The next interesting discovery occurred when we were playing with hub acceleration feedback (really, feedforward). It turns out that if hub acceleration is integrated (to obtain inertial velocity) and used to drive the actuators, the actuator displacements can be made to follow closely the vertical displacement of the hubs. Get it right, & the sprung mass can be stabilized inertially (road inputs will transmit no change in load to the sprung mass). One of the problems with the idea is that the system will not stabilize the hub mode. Anyway, we were playing with the idea on track & discovered that in a turn the hub mode would happily limit cycle with (in our case) the sprung mass remaining largely undisturbed. We concluded (rightly or wrongly) that the tyre itself destabilized the vertical hub mode as it recovered from its deformed state.
Both of those experiences were highly artificial, of course, but they can provide an insight into what might be happening in a passive vehicle.
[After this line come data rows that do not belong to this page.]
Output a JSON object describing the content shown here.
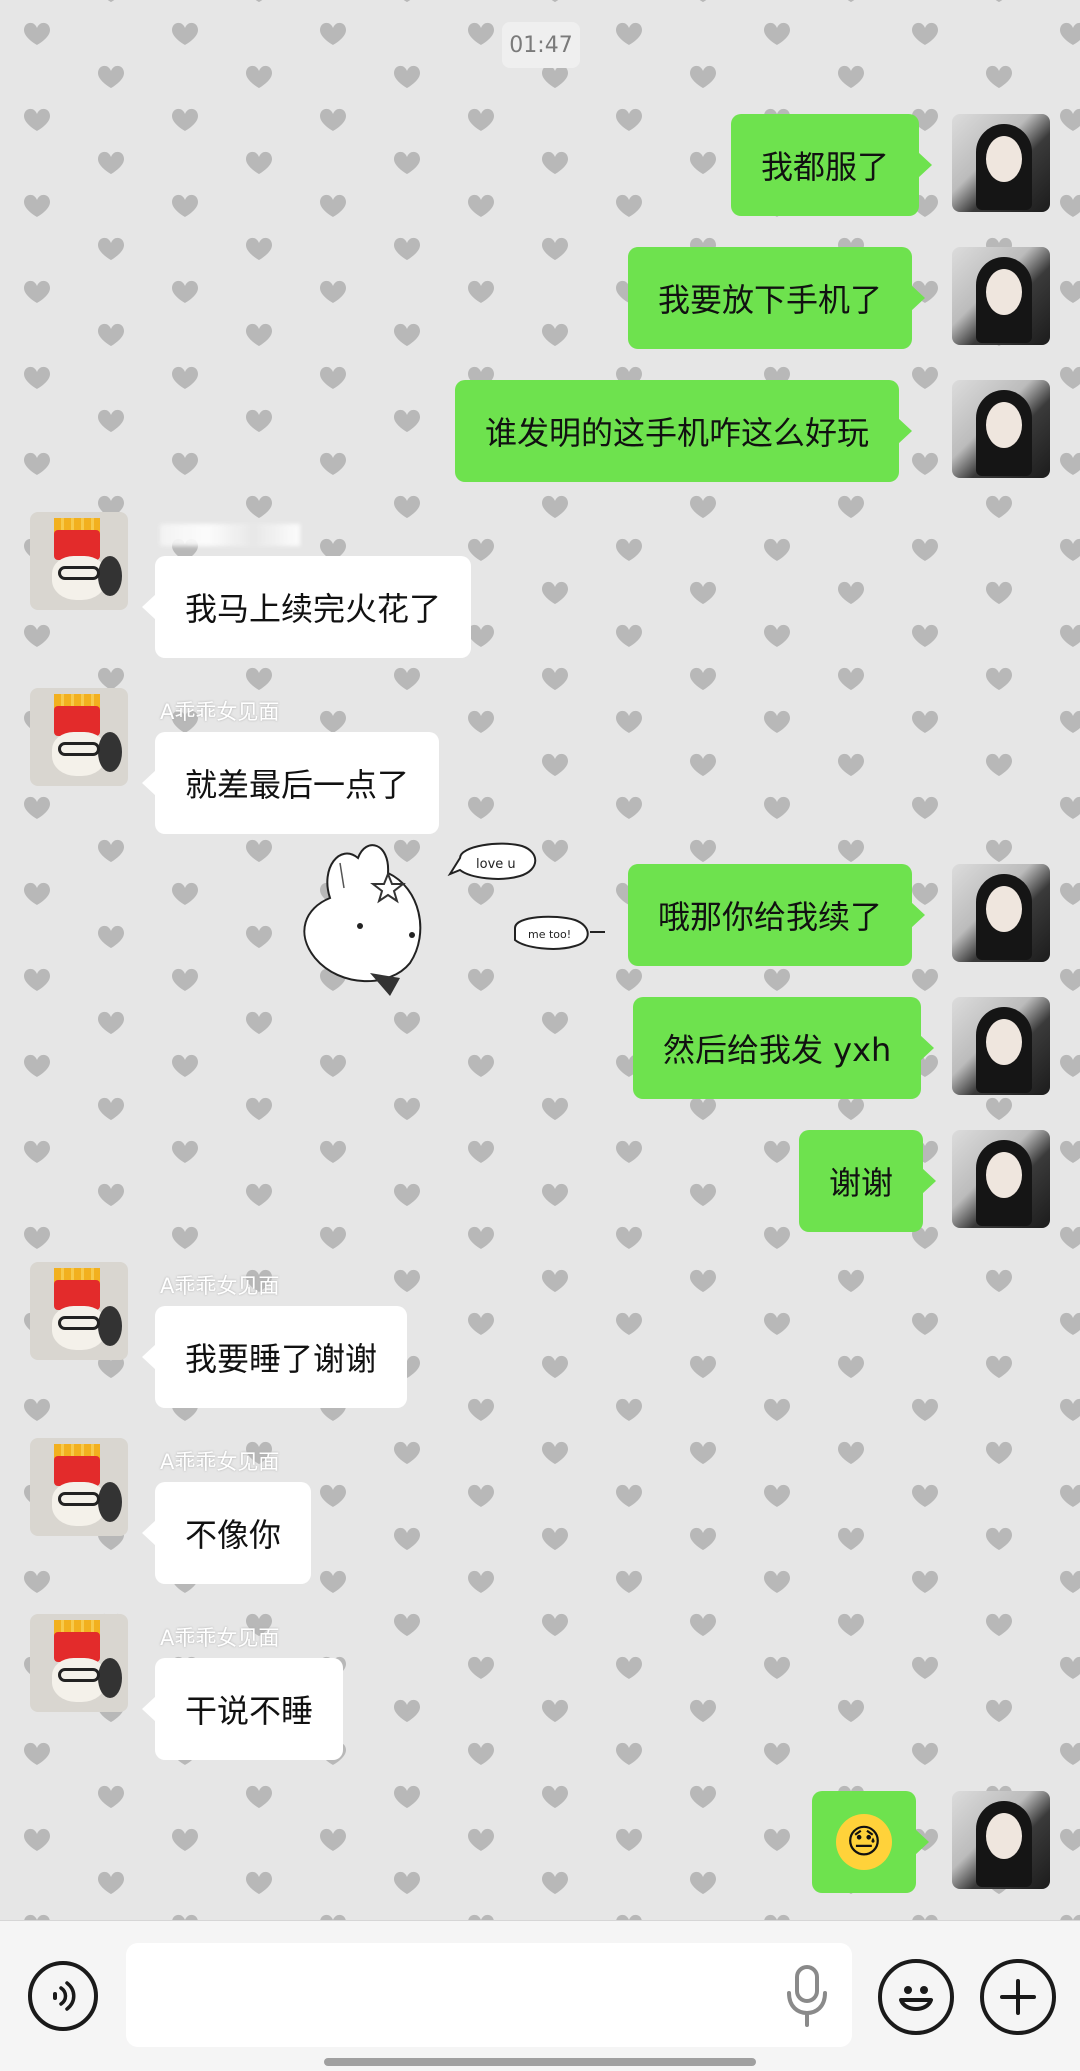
{
  "chat": {
    "timestamp": "01:47",
    "sender_name": "A乖乖女见面"
  },
  "messages": [
    {
      "from": "me",
      "text": "我都服了"
    },
    {
      "from": "me",
      "text": "我要放下手机了"
    },
    {
      "from": "me",
      "text": "谁发明的这手机咋这么好玩"
    },
    {
      "from": "other",
      "text": "我马上续完火花了"
    },
    {
      "from": "other",
      "text": "就差最后一点了"
    },
    {
      "from": "other",
      "sticker": true,
      "sticker_text": [
        "love u",
        "me too!"
      ]
    },
    {
      "from": "me",
      "text": "哦那你给我续了"
    },
    {
      "from": "me",
      "text": "然后给我发 yxh"
    },
    {
      "from": "me",
      "text": "谢谢"
    },
    {
      "from": "other",
      "text": "我要睡了谢谢"
    },
    {
      "from": "other",
      "text": "不像你"
    },
    {
      "from": "other",
      "text": "干说不睡"
    },
    {
      "from": "me",
      "emoji": "😓"
    }
  ],
  "composer": {
    "placeholder": "",
    "icons": [
      "voice-icon",
      "microphone-icon",
      "emoji-icon",
      "plus-icon"
    ]
  }
}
My Touring Car experience occurred when one team introduced linear bearing struts to reduce friction. This allowed them to reduce spring rates & damper strengths, controlling roll angle/gn by increasing bar stiffness. Ultimately, this caused the vehicle to "limit cycle" in a corner on a flat track. The cure (Greg's approach) was to reverse the trend a little (i.e. to increase spring rates, re-optimize dampers, and reduce bar stiffnesses). It worked well. It would be interesting to see if similar changes will work in iRacing.